OpenAI's GPT-5.5 Instant outperforms physicians on 3,500 health questions, cutting factuality errors by 71%
OpenAI announced on June 18 that GPT-5.5 Instant — the model now powering health responses for all free ChatGPT users — outperformed physician-written answers on a set of 3,500 real-world health questions rated by an independent physician panel, and reduced factuality errors by 71% compared to earlier versions.
What's new
A distinct panel of physicians rated GPT-5.5 Instant's responses as higher-quality than human-written physician answers across measures of accuracy, communication, and completeness in 3,500 reviewed interactions. The model also logged a 71% drop in factuality issues versus its predecessor, GPT-5.3 Instant, which handled health queries from March through May 2026.
The update specifically targets three behaviors where earlier models fell short: recognizing when a user's description warrants urgent care, asking for relevant context before generating a recommendation, and calibrating expressed confidence to match actual certainty. GPT-5.5 Instant began rolling out to all free ChatGPT users on June 18.
More than 230 million people use ChatGPT each week for health and wellness questions, including interpreting lab results, preparing for appointments, and navigating insurance — making this one of OpenAI's highest-reach capability updates to date.
Context
OpenAI introduced ChatGPT Health in January 2026, letting users optionally connect medical records and wellness apps so the assistant could help interpret test results and prepare for appointments. The June 18 update does not change that integration layer — it upgrades the underlying model serving all health-adjacent queries, including from users who have not opted into dedicated health features.
GPT-5.5 Instant is the lightweight, low-latency member of OpenAI's GPT-5.5 family, distinct from GPT-5.5 and GPT-5.5 Pro. Its selection for health queries reflects a deliberate trade-off: prioritize response speed and broad access over the deeper reasoning of heavier models, given that the majority of health conversations are informational rather than diagnostic.
The 3,500-question evaluation was conducted by a physician panel that reviewed interactions blind — rating GPT-5.5 Instant's responses without knowing whether the source was AI or a human physician.
Why it matters
Physician-equivalent performance on a 3,500-question blind evaluation is a significant benchmark, even with the important caveat that it does not mean the model is appropriate for clinical diagnosis. It signals that for the everyday informational queries that make up the bulk of AI health use — drug interactions, symptom context, appointment preparation — the accuracy gap between the model and a practicing physician has narrowed to the point where a doctor panel cannot reliably identify the better answer.
The 71% factuality reduction carries heightened significance in a domain where errors can have real consequences. Factuality failures in health AI range from benign (outdated information) to serious (incorrect dosage guidance). A two-thirds reduction across a standardized test set, achieved in a single model generation cycle, suggests targeted investment in health-specific fine-tuning and evaluation rather than general capability scaling alone.
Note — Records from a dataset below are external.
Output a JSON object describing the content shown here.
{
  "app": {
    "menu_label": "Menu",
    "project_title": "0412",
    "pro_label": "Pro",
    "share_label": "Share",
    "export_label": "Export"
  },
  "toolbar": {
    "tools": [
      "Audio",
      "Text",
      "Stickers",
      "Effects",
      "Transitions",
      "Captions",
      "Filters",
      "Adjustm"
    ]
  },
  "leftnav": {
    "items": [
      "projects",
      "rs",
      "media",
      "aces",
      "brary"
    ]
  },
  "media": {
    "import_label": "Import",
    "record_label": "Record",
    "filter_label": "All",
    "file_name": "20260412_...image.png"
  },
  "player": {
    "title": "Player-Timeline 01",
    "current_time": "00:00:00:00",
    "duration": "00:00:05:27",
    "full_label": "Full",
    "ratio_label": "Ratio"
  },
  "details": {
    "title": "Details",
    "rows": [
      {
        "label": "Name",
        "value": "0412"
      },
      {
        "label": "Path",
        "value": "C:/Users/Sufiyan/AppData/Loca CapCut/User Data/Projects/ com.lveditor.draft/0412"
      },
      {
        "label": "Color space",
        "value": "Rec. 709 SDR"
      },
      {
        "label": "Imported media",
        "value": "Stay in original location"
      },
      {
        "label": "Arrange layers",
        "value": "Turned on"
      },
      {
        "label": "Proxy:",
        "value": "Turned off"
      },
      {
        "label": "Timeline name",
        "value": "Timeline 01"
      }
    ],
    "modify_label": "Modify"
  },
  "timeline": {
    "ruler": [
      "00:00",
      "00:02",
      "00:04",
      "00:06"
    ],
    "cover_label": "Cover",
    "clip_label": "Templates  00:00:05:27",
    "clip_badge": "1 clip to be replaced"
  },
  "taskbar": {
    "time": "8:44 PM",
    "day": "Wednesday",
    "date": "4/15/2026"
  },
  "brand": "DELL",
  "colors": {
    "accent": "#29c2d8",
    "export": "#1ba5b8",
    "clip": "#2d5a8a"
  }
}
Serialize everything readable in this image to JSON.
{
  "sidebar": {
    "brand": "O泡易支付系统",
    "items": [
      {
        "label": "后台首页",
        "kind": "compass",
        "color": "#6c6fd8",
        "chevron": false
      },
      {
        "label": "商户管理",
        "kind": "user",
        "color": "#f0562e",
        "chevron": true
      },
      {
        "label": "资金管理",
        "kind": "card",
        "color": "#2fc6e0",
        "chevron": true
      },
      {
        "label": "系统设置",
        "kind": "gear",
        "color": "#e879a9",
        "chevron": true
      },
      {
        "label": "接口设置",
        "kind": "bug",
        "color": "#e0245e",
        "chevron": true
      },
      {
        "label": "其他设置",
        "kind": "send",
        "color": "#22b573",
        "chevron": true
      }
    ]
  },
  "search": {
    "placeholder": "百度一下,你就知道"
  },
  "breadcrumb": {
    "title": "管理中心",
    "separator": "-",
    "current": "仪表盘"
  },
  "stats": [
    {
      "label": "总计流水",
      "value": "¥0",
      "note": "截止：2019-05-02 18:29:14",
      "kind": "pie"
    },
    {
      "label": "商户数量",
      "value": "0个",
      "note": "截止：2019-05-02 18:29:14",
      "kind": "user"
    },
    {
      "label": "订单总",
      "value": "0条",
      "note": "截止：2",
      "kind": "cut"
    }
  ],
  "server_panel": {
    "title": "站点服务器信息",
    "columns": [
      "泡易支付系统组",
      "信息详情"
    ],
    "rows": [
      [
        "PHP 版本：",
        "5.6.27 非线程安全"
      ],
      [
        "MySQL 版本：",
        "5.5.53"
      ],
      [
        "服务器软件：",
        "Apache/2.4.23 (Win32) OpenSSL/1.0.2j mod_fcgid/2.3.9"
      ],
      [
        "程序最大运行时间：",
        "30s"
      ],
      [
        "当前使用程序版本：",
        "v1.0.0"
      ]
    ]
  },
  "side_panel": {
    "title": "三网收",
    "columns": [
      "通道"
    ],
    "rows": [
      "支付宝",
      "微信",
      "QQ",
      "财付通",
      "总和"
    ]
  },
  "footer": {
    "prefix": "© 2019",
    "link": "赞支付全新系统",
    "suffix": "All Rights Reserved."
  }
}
The release increases pressure on competing health AI products, including Google's Gemini health features and specialized tools from companies like Ada Health and Babylon. With GPT-5.5 Instant now serving health queries to its full free user base by default, OpenAI has moved physician-level health answering from an opt-in feature to the baseline experience for hundreds of millions of users.
Corroborating sources
- Openai
https://openai.com/index/improving-health-intelligence-in-chatgpt
“In health, progress means delivering responses that are accurate, understandable, and grounded in good judgment: recognizing when more context is needed, explaining uncertainty without overstating confidence, and helping people understand when to seek care.”